Reputation: 4061
Given I have Spring Data repository and I put Cacheable annotation on findAll
method:
@Repository
@CacheConfig(cacheNames = TEMPLATE_CACHE)
public interface TemplateRepository extends JpaRepository<Template, Long> {
@Override
@Cacheable
List<Template> findAll();
}
Intellij IDEA show warning:
Spring Team recommends that you only annotate concrete classes (and methods of concrete classes) with the @Cache* annotation, as opposed to annotating interfaces.
You certainly can place the @Cache* annotation on an interface (or an interface method), but this works only as you would expect it to if you are using interface-based proxies.
The fact that Java annotations are not inherited from interfaces means that if you are using class-based proxies (proxy-target-class="true") or the weaving-based aspect (mode="aspectj"),
then the caching settings are not recognized by the proxying and weaving infrastructure, and the object will not be wrapped in a caching proxy, which would be decidedly bad.
Is it really that bad?
What could happen from practical point of view?
Where should I put that annotation given I want to call findAll
in e.g. Controller
mapping?
How does Spring Data handle this? It seems to be working fine for me.
Upvotes: 15
Views: 10472
Reputation: 114
As others have stated here, it's best to have a layer that you use to get data from your repository.
Under that service layer, you will add your cache annotations. When you do things in a somewhat unexpected way, you will find that Spring's proxies do not function as intended.
The Cacheable annotation (to the best of my knowledge) relies on weaving to function. Your call to a method is intercepted via the Spring Framework to provide a cache function. If no cache hit exists, it will continue to run the method.

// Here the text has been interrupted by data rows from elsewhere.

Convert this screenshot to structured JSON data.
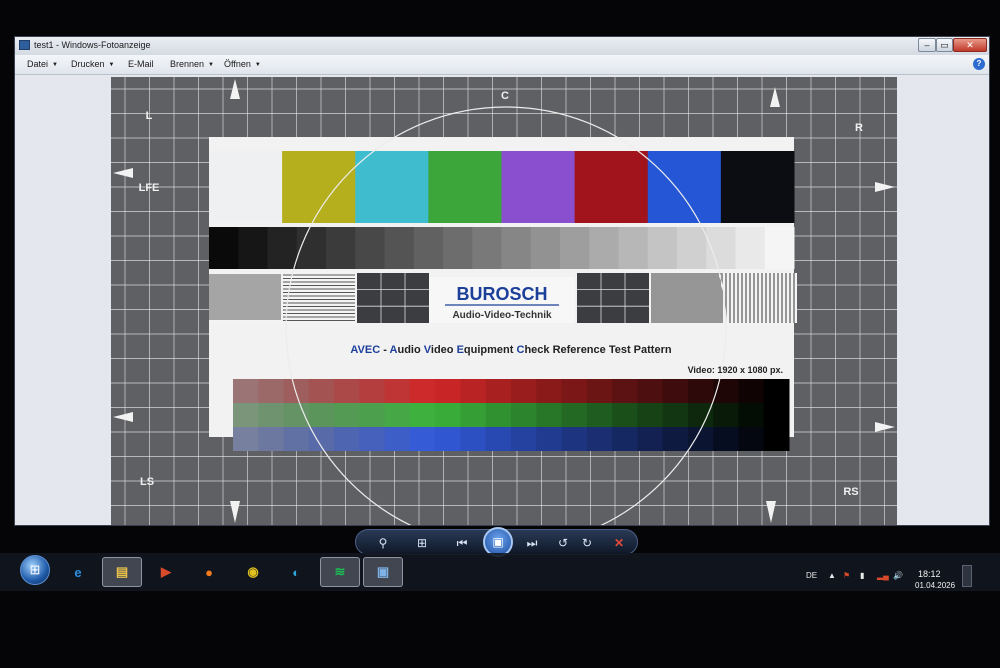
{
  "window": {
    "title": "test1 - Windows-Fotoanzeige",
    "min_glyph": "–",
    "max_glyph": "▭",
    "close_glyph": "✕"
  },
  "menubar": {
    "items": [
      {
        "label": "Datei",
        "has_dropdown": true
      },
      {
        "label": "Drucken",
        "has_dropdown": true
      },
      {
        "label": "E-Mail",
        "has_dropdown": false
      },
      {
        "label": "Brennen",
        "has_dropdown": true
      },
      {
        "label": "Öffnen",
        "has_dropdown": true
      }
    ],
    "help_glyph": "?"
  },
  "pattern": {
    "corner_labels": {
      "top_left": "L",
      "top_center": "C",
      "top_right": "R",
      "left_mid": "LFE",
      "bottom_left": "LS",
      "bottom_right": "RS"
    },
    "logo_text": "BUROSCH",
    "logo_subtitle": "Audio-Video-Technik",
    "headline_parts": [
      "AVEC",
      " - ",
      "A",
      "udio ",
      "V",
      "ideo ",
      "E",
      "quipment ",
      "C",
      "heck Reference Test Pattern"
    ],
    "video_resolution": "Video: 1920 x 1080 px.",
    "color_bars": [
      "#eef0f2",
      "#b5ae1d",
      "#3fbdcf",
      "#3ca63a",
      "#8a4fcf",
      "#a2141b",
      "#2456d6",
      "#0b0d12"
    ],
    "gray_steps": 20,
    "accent_blue": "#1c3f9a",
    "grid_color": "#5f6063",
    "line_color": "#e8e8e8"
  },
  "viewer_toolbar": {
    "zoom_icon": "⚲",
    "actual_size_icon": "⊞",
    "prev_icon": "⏮",
    "slideshow_icon": "▣",
    "next_icon": "⏭",
    "rotate_ccw_icon": "↺",
    "rotate_cw_icon": "↻",
    "delete_icon": "✕"
  },
  "taskbar": {
    "start_glyph": "⊞",
    "apps": [
      {
        "name": "ie-icon",
        "glyph": "e",
        "color": "#2b8de0",
        "active": false
      },
      {
        "name": "explorer-icon",
        "glyph": "▤",
        "color": "#e8c14a",
        "active": true
      },
      {
        "name": "media-player-icon",
        "glyph": "▶",
        "color": "#d84a2a",
        "active": false
      },
      {
        "name": "firefox-icon",
        "glyph": "●",
        "color": "#f07a1c",
        "active": false
      },
      {
        "name": "chrome-icon",
        "glyph": "◉",
        "color": "#e0c120",
        "active": false
      },
      {
        "name": "edge-icon",
        "glyph": "◐",
        "color": "#2fa4d8",
        "active": false
      },
      {
        "name": "spotify-icon",
        "glyph": "≋",
        "color": "#1db954",
        "active": true
      },
      {
        "name": "photo-viewer-icon",
        "glyph": "▣",
        "color": "#7fb2e8",
        "active": true
      }
    ],
    "language": "DE",
    "tray_up": "▲",
    "clock_time": "18:12",
    "clock_date": "01.04.2026"
  }
}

Here's why it's important to put the Cacheable annotation in the right spot: You can call a cached method within the same class, but the cache will not actually be called, because of weaving.
Spring can't intercept calls in the same class. Putting it on a repository interface can certainly cause issues since Spring provides the concrete implementation via whatever Spring Data package you are using, which is why they provide that warning.